On the investment front, BCGE eschews the cryptocurrency space and avoids accepting clients who prefer a more aggressive investment strategy, the CEO said.

“We are skeptical of private, non-legal cryptocurrencies. We recommend our customers not to invest in cryptocurrencies. “

In terms of risk perception, not much has changed after the pandemic, said Goetschin.

“People continue to believe in stocks, which are the most interesting asset classes. Bonds now offer very low yields. Private equity has made great strides in adoption.

“We have chosen a stable, consistent and methodical approach to the market. We diversified our portfolios and reviewed the stocks we invest in. “

Regarding client interest in environmental, social and governance investments, Goetschin said that for now the trend is just a communication exercise that involves lots of activities with regulators.

“It is very complex to measure the impact of an investment product. We’re a commercial bank, companies are making the transition, but it will take time. Don’t promise too much to investors, ”he said.

BCGE plans to consolidate its operations in the United Arab Emirates for the time being, the CEO said.
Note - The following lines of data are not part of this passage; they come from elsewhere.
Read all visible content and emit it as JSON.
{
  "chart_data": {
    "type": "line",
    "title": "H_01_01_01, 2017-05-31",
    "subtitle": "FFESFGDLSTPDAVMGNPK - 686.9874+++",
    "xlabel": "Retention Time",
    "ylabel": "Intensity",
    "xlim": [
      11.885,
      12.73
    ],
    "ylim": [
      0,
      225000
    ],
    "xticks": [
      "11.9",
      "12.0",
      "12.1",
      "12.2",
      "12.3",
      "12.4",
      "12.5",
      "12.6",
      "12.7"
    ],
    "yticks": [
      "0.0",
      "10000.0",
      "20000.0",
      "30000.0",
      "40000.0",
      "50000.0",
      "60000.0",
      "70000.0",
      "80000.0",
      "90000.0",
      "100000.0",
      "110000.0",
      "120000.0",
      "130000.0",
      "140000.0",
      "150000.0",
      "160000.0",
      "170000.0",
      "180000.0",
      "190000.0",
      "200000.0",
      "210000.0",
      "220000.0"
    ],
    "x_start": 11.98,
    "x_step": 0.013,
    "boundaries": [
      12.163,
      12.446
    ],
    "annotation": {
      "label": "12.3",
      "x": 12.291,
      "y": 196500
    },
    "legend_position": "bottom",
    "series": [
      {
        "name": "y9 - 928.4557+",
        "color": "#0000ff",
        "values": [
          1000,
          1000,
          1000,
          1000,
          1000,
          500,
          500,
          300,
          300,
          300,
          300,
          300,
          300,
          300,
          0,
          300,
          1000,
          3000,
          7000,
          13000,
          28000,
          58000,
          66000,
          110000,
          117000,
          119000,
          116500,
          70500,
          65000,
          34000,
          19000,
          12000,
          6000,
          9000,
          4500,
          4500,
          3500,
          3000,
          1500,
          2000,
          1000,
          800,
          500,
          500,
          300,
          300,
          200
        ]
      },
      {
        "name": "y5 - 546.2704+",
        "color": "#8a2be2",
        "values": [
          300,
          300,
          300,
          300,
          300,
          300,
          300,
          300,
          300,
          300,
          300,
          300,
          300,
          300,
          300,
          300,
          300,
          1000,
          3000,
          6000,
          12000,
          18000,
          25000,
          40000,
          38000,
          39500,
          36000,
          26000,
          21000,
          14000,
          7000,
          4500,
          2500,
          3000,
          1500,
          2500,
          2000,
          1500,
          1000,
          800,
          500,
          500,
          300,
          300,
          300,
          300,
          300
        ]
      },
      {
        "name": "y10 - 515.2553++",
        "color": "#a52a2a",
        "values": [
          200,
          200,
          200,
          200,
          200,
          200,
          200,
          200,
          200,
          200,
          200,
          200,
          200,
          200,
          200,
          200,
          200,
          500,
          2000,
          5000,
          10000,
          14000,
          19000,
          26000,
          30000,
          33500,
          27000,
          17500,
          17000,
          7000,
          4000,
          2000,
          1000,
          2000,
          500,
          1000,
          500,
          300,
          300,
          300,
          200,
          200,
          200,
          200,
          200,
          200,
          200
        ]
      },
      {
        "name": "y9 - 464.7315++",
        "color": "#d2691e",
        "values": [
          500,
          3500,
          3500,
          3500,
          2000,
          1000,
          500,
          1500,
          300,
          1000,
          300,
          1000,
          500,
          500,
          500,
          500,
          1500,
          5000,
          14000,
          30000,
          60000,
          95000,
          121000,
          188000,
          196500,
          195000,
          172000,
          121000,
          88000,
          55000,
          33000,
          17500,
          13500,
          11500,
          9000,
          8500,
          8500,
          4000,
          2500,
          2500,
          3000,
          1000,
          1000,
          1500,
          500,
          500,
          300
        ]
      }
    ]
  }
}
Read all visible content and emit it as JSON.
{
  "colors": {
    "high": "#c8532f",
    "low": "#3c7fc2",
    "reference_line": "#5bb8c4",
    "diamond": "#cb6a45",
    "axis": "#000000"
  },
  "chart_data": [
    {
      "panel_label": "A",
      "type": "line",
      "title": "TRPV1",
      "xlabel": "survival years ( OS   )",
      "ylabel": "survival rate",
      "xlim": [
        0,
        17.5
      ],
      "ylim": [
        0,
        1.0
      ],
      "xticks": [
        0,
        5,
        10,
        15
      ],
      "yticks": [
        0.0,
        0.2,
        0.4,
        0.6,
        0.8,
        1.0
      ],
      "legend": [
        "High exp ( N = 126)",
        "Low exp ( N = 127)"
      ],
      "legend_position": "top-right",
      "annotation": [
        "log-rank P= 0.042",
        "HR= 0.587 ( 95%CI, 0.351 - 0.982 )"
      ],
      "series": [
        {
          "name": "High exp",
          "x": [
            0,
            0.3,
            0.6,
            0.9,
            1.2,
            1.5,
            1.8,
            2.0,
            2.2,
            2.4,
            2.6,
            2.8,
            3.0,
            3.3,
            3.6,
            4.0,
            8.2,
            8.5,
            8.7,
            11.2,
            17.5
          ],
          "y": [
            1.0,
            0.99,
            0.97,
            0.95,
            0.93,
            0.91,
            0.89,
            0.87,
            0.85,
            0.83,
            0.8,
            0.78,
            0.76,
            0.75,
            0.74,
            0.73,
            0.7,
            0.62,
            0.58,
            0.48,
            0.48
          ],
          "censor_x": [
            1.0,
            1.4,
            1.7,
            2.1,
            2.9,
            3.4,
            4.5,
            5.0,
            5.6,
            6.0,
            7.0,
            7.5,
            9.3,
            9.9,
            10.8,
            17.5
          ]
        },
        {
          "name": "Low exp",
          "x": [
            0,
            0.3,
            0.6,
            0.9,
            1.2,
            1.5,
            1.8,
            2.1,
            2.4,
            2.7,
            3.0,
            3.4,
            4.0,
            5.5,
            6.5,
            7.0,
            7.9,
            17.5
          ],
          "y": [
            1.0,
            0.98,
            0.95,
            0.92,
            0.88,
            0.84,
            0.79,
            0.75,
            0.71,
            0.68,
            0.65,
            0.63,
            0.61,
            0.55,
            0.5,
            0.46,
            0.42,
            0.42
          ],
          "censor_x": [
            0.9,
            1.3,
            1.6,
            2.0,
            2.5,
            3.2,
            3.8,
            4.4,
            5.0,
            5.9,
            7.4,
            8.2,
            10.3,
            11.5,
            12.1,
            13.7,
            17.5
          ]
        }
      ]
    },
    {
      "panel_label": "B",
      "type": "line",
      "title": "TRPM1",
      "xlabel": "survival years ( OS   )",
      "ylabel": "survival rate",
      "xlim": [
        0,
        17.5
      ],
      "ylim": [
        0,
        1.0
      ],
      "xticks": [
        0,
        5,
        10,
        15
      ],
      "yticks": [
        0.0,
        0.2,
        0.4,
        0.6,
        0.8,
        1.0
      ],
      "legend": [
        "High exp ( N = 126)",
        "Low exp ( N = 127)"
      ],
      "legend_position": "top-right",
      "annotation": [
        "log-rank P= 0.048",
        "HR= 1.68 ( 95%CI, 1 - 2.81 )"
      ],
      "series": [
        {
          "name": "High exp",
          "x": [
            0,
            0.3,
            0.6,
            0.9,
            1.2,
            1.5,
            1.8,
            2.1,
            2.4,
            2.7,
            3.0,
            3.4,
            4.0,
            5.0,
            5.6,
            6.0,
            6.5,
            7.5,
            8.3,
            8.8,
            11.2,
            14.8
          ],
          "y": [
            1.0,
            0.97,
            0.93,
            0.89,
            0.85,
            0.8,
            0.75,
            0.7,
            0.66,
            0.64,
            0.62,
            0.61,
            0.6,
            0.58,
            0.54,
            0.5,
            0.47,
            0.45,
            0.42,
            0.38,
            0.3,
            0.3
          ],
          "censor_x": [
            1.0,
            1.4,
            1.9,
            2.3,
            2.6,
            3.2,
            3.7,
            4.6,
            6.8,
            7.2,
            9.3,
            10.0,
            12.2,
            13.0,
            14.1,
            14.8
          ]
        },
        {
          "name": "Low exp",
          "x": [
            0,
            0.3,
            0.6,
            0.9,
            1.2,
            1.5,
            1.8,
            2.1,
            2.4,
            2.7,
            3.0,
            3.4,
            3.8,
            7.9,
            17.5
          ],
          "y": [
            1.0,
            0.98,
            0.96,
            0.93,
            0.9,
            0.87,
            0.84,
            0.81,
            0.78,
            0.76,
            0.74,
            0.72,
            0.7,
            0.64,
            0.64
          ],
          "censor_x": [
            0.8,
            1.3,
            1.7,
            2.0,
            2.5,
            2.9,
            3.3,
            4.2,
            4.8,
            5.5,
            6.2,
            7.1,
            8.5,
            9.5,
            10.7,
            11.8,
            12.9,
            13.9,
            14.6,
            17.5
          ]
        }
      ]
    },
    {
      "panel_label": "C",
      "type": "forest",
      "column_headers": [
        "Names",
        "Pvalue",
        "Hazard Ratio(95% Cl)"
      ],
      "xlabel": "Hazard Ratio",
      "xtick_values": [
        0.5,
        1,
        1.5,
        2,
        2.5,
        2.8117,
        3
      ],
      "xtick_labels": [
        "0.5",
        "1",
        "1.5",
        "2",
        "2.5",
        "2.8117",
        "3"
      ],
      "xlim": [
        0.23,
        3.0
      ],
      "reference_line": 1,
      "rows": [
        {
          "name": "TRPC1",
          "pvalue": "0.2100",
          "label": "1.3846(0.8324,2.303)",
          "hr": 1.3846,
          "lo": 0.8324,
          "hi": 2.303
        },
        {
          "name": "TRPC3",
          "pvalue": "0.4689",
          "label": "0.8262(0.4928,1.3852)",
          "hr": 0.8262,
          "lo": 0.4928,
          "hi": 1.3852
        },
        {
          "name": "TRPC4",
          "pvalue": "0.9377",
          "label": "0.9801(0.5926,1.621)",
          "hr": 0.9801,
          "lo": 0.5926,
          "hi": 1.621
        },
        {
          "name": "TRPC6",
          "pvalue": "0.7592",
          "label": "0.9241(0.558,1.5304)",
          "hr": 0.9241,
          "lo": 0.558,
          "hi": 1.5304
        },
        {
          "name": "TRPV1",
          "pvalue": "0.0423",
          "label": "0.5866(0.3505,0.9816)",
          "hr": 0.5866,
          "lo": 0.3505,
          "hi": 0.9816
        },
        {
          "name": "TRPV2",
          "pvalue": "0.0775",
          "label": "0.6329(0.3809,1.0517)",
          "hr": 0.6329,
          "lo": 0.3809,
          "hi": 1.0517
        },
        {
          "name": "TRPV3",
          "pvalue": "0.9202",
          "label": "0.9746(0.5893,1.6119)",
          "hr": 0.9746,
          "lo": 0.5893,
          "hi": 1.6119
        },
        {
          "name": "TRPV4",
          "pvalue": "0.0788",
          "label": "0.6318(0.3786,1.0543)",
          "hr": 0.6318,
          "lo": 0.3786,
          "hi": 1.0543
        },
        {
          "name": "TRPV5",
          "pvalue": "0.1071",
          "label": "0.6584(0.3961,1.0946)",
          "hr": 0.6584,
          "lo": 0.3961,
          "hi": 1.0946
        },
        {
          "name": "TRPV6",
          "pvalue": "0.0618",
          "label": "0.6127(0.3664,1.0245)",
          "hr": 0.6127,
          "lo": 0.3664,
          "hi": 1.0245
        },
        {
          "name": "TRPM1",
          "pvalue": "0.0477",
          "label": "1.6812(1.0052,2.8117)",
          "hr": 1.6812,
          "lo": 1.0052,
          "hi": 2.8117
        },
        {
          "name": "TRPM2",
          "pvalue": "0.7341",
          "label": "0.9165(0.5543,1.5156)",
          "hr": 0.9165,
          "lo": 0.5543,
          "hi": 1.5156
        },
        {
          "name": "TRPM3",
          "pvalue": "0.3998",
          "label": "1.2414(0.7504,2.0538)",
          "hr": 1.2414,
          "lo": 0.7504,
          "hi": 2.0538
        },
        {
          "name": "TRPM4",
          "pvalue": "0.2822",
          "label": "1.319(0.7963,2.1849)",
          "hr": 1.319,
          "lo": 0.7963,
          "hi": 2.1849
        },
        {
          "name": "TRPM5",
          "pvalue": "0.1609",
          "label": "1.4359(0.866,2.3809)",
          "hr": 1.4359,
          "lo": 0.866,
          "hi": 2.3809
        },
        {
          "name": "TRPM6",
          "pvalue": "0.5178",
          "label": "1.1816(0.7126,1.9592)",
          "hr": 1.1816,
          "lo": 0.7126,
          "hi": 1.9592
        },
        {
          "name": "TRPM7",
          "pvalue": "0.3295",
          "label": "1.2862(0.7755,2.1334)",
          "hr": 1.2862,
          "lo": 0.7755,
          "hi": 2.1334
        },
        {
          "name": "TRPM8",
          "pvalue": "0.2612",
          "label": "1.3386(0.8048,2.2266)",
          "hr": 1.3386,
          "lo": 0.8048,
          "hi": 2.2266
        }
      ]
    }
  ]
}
“We could add an employee or two every two years as the business grows. We are not aiming for large acquisitions. Our first priority is customer quality, ”he said.

BCGE is optimistic about the global economic recovery, said Goetschin, pointing to manageable inflation, low interest rates, peace and energy costs under control.

“The Middle East region is insured against energy prices in the short term, has intelligence and a manpower – all the perfect ingredients for success,” he said.

Updated: November 21, 2021, 6:00 a.m.